Competing Against Luck: The Story of Innovation and Customer Choice Audiobook (Free)

Summary:

The foremost authority on innovation and growth presents a path-breaking book every company needs to transform innovation from a game of chance to one in which they develop products customers not merely need it, but are prepared to pay premium prices for.

How do businesses know how to grow? How do they create items that they are sure clients want to buy? Can innovation become more than a video game of strike and miss? Harvard Business School teacher Clayton Christensen has the answer. A about Contending Against Good luck: The Story of Advancement and Customer Choice era ago, Christensen revolutionized business along with his groundbreaking theory of disruptive invention.
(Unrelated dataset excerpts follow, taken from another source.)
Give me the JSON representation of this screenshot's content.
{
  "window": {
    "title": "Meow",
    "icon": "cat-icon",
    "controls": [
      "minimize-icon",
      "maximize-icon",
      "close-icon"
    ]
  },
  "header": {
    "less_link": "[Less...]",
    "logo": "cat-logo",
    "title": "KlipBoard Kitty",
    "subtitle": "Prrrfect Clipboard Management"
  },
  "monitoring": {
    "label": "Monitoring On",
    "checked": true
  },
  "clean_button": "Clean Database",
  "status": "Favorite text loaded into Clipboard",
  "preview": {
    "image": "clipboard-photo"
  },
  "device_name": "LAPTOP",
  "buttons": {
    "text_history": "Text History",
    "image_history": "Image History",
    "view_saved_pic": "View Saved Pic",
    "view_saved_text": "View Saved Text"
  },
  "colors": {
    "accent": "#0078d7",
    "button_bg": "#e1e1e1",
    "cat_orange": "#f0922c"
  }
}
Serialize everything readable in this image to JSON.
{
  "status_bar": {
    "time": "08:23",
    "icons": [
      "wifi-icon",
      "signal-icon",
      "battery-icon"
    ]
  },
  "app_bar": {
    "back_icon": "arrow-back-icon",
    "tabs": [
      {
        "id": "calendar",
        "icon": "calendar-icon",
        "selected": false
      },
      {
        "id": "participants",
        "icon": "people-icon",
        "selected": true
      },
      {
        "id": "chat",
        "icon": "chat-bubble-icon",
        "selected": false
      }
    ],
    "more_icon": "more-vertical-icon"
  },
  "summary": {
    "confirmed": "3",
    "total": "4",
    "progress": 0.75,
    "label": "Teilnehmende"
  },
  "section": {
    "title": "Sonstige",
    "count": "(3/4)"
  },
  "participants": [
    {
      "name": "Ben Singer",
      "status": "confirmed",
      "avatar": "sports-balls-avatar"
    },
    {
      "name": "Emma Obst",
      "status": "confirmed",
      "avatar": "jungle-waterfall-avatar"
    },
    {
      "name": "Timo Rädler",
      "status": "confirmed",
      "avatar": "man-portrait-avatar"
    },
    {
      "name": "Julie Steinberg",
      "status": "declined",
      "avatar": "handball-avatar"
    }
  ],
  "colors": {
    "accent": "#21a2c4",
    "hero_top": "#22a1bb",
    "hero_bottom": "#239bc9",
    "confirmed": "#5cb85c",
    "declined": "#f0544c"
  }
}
Now, he goes further, offering powerful new insights.

After years of research, Christensen has come to one critical conclusion: our long held maxim-that understanding the customer is the crux of innovation-is wrong. Clients don’t buy products; they ‘hire’ them to do a job. Understanding customers does not drive innovation success, he argues. Understanding client jobs will. The ‘Jobs to become Done’ approach can be seen in some of the world’s most respected companies and fast-growing startups, including Amazon, Intuit, Uber, Airbnb, and Chobani yogurt, to name just a couple. But this reserve is not about celebrating these successes-it’s about predicting brand-new ones.

Christensen contends that simply by understanding what can cause customers to ‘hire’ something or service, any kind of business may improve its technology background, creating products that customers not merely want to employ, but that they’ll pay high quality prices to bring into their lives. Jobs theory offers brand-new hope for growth to companies frustrated by their strike and miss efforts.

This book carefully lays down Christensen’s provocative framework, providing a thorough explanation of the theory and why it really is predictive, how to utilize it in the true world-and, most importantly, how never to squander the insights it provides.